Alto y Feo se rió, pero Thomas no supo si Coleta lo decía en serio o no. Fuera como fuera, le sacó de quicio.
—Está de broma —dijo Rubiales—. Tan sólo hemos comido hombres cuando la situación era muy desesperada. La carne humana sabe a boñiga de cerdo.
Se oyeron otras risitas de Alto y Feo. No se reía por lo bajo ni a carcajadas, se trataba de una risita tonta. Thomas no creía que hablaran en serio. Le preocupaba más que sus mentes parecieran… apagadas.
Rubiales sonrió por primera vez desde que Thomas le había visto.
—Era otra broma. No somos tan raros todavía. Pero me apuesto lo que sea a que la gente no sabe muy bien.
Alto y Feo y Coleta asintieron.
«Estos tíos están empezando a perder la chaveta», pensó Thomas.
Oyó un gemido apagado a su izquierda y miró en aquella dirección. Brenda estaba en un rincón de la habitación, atada igual que él. Pero también le habían tapado la boca con cinta adhesiva, lo que le hizo preguntarse si se habría resistido mucho más antes de desmayarse. Parecía como si estuviera despertando y, cuando advirtió la presencia de los tres raros, se movió y agitó en la silla, gimiendo a través de la mordaza. Tenía los ojos encendidos de ira.
Rubiales la señaló. Su pistola había aparecido como por arte de magia.
—¡Cállate! ¡Cállate o salpicaré la pared con tu cerebro!
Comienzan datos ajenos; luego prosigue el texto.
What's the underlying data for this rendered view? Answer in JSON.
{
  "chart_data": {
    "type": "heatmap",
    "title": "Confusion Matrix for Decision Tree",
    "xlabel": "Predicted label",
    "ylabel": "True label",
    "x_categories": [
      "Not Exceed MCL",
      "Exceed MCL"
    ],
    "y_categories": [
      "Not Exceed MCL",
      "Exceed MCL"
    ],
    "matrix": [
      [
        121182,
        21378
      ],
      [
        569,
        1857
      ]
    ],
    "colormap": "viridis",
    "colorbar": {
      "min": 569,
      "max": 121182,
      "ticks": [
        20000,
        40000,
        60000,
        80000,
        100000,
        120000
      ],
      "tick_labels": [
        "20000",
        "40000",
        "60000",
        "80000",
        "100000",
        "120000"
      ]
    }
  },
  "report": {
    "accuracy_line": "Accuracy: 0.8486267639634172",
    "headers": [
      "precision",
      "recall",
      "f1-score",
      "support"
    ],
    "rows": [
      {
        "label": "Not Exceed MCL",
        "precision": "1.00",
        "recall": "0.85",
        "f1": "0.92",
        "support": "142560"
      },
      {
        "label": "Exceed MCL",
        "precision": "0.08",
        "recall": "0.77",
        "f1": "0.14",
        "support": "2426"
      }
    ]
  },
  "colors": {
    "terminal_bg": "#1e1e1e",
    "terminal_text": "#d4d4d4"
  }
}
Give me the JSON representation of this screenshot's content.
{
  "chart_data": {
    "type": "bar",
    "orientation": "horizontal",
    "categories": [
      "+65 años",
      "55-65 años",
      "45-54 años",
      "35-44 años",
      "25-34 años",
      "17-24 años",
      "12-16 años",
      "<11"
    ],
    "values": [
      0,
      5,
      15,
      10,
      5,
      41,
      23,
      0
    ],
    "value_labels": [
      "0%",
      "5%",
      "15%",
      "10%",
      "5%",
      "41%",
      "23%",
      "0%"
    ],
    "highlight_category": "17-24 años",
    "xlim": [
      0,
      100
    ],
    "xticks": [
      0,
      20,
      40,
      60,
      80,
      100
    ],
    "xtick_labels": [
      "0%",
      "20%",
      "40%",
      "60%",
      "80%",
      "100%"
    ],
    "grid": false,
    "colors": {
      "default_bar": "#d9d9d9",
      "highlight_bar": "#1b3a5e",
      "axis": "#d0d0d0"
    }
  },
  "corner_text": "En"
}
Brenda paró. Thomas esperaba que empezara a gimotear o a llorar o algo; pero no lo hizo, y enseguida se sintió estúpido por haberlo pensado. La chica ya había demostrado lo fuerte que era.
Rubiales bajó el arma a su costado.
—Mejor. Dios mío, teníamos que haberla matado cuando empezó a gritar allí arriba. Y a morder.
Se miró el antebrazo, donde había un verdugón al rojo vivo que describía un largo arco.
—Está con él —dijo Coleta—. No podemos matarla.
Rubiales cogió una silla de la pared del otro lado para sentarse delante de Thomas. Los otros hicieron lo mismo, aliviados, como si llevaran horas esperando su permiso. Rubiales apoyó el arma sobre el muslo, con el cañón apuntando directo a Thomas.
—Vale —asintió el hombre—, tenemos mucho de que hablar. No voy a andarme con tonterías contigo. Si me fastidias o te niegas a contestar u otra cosa, te disparo a una pierna. Luego a la otra. A la tercera, la bala atravesará la cara de tu novia. Creo que por algún sitio entre los ojos. Y me apuesto lo que quieras a que sabes lo que ocurrirá la cuarta vez que me cabrees.
Thomas asintió. Quería pensar que era fuerte, que podía hacer frente a aquellos raros. Pero venció el sentido común. Estaba atado a una silla, no tenía armas ni aliados, nada. Aunque, francamente, no tenía nada que ocultar. Respondería a todo lo que le preguntara aquel tío. Pasara lo que pasara, no quería terminar con una bala en la pierna. Y dudaba que el tipo estuviera tirándose un farol.
—Primera pregunta —dijo Rubiales—: ¿quién eres y por qué está tu nombre en los carteles de esta ciudad de mierda?